1812 Battle of Borodino: Napoleon's Army and Battle Evidence

The Battle of Borodino was a battle fought on 7 September 1812 in the Napoleonic Wars during the French invasion of Russia. The fighting involved around 250,000 troops and left at least 70,000 casualties, making Borodino the deadliest day of the Napoleonic Wars.


I find it interesting that in certain instances we know what Julius Caesar had for breakfast 2,000 years ago, and in others we are unsure whether 100,000 people were present at the Borodino Field for one of the most important battles of the 19th century. Kudos to Wikipedia for calculating the minimum, but at its max we could have had 350,000 people.


I'm not sure what battle you can have with 250,000-350,000 people, and whatever number of horses within a 3x2 mile area. It sure is easy to draw maps, but sticking all those people into this constricted space and making them fight... I don't know.


There is this Battle of Borodino webpage, with a few paintings accompanied by corresponding descriptions. If those paintings are representative of the battle in question, where are those 250,000 - 350,000 soldiers and god knows how many horses.

Sure you can fit all those people in there, but... Was it a battle, or was it a parade?
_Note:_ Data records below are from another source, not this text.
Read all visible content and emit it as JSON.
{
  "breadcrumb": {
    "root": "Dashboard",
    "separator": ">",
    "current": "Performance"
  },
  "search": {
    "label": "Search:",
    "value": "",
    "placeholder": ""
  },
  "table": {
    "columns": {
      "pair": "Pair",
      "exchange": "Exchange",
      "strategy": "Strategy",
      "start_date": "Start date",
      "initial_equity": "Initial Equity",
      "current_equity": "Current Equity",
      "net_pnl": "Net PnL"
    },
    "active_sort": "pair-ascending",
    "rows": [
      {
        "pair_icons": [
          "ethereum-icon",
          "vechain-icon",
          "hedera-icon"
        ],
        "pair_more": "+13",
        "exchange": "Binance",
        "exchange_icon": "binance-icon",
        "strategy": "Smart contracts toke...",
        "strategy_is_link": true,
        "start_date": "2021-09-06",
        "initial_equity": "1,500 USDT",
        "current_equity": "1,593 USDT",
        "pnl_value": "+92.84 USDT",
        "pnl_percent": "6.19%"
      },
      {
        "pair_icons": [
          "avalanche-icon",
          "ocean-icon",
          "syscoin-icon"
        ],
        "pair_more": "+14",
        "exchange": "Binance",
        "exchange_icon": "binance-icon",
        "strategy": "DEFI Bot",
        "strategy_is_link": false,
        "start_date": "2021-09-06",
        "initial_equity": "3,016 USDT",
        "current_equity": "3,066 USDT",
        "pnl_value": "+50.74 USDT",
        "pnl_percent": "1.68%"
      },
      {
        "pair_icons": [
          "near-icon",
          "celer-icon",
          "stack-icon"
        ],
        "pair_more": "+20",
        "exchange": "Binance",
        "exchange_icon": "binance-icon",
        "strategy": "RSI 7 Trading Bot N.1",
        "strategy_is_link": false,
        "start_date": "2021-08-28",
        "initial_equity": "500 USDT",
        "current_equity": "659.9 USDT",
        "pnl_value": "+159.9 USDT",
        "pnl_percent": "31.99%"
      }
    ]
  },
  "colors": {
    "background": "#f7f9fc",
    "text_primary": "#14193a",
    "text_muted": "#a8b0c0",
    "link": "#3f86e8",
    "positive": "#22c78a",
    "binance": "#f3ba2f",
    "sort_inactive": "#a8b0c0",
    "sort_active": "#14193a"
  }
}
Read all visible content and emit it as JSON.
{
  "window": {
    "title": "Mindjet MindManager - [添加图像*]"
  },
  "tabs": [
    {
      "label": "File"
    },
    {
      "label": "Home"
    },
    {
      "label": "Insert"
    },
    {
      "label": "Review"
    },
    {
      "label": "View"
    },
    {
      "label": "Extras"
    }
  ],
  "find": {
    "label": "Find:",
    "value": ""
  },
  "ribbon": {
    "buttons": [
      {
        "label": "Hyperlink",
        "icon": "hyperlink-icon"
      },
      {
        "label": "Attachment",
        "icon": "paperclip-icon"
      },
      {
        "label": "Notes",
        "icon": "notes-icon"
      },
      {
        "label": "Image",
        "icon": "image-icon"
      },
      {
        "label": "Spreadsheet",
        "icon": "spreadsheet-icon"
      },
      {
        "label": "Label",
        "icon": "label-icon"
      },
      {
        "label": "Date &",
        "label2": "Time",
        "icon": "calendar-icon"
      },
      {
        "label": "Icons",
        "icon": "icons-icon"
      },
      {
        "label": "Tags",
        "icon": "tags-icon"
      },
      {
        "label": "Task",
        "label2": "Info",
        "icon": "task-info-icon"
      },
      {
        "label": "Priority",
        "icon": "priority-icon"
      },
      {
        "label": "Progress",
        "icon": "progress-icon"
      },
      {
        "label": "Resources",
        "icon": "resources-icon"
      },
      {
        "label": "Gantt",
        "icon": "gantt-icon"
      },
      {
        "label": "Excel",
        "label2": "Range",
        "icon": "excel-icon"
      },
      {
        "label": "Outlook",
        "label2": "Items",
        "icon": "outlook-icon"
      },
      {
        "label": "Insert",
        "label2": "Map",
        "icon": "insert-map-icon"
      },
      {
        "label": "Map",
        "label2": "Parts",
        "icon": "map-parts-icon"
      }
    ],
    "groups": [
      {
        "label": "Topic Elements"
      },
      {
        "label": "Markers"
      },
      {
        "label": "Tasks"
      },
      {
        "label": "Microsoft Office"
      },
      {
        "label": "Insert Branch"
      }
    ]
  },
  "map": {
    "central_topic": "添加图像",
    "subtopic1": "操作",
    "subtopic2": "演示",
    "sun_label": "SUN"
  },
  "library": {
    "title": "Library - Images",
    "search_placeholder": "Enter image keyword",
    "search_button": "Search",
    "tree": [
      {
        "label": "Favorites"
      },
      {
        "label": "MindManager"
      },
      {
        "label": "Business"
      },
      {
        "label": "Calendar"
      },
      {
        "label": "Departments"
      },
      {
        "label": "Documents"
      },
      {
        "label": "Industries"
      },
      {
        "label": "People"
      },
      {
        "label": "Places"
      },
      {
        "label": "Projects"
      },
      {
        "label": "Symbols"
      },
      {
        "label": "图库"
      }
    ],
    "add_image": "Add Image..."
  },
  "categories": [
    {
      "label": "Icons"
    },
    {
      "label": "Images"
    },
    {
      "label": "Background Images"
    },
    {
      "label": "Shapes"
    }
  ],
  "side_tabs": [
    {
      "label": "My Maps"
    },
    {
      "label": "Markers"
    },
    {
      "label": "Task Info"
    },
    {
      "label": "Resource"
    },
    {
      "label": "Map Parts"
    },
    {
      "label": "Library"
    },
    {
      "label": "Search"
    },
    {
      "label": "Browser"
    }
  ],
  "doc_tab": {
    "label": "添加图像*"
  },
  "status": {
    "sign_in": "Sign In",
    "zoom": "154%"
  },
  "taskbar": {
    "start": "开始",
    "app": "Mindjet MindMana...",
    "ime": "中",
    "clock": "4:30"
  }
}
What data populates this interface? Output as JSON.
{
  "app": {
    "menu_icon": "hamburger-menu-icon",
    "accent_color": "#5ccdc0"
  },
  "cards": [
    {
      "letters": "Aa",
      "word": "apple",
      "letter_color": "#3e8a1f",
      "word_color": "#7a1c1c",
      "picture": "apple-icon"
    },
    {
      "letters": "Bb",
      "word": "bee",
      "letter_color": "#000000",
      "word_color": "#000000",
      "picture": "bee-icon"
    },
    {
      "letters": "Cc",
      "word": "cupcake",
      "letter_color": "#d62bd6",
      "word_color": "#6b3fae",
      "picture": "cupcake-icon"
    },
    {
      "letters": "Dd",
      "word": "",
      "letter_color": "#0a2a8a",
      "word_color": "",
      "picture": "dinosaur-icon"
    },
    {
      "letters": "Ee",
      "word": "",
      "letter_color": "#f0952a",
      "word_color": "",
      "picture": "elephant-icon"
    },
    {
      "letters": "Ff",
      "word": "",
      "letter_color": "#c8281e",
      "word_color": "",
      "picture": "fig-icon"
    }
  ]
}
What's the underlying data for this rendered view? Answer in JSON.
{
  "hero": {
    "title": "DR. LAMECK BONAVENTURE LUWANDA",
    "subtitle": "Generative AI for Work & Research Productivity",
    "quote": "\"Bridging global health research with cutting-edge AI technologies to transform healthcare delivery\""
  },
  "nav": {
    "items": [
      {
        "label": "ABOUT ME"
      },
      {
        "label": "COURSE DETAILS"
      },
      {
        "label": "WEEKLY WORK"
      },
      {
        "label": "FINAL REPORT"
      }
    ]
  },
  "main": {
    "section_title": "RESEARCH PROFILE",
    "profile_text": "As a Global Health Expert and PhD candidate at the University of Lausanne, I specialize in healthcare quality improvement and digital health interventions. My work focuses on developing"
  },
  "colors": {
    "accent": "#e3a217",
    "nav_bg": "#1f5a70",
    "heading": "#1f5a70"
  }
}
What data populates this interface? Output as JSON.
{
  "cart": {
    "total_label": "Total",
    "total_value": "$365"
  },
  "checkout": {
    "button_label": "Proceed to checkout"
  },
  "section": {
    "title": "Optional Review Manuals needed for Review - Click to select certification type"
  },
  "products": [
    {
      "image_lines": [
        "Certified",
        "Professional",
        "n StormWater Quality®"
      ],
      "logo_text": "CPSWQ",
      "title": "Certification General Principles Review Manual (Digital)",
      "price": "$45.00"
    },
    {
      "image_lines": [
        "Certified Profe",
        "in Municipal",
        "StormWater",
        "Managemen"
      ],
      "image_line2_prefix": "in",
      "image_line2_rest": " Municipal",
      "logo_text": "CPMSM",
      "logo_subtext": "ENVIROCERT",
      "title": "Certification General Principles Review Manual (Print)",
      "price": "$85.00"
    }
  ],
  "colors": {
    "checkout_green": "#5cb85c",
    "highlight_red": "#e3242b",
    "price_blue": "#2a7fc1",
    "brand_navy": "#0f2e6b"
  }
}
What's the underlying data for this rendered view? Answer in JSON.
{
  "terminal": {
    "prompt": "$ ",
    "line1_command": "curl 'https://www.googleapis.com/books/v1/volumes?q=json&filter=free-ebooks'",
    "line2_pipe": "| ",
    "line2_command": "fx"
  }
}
And finally the reason why I even started this article. I think I did a fairly diligent search, though I am prone to missing stuff. But here is what I failed to find.
  • Where was the remainder of the Napoleon's 700,000 strong army (200,000 horses included)? That is approximately 500,000 people.
  • Was there any physical evidence of this battle ever taking place located at the Borodino field?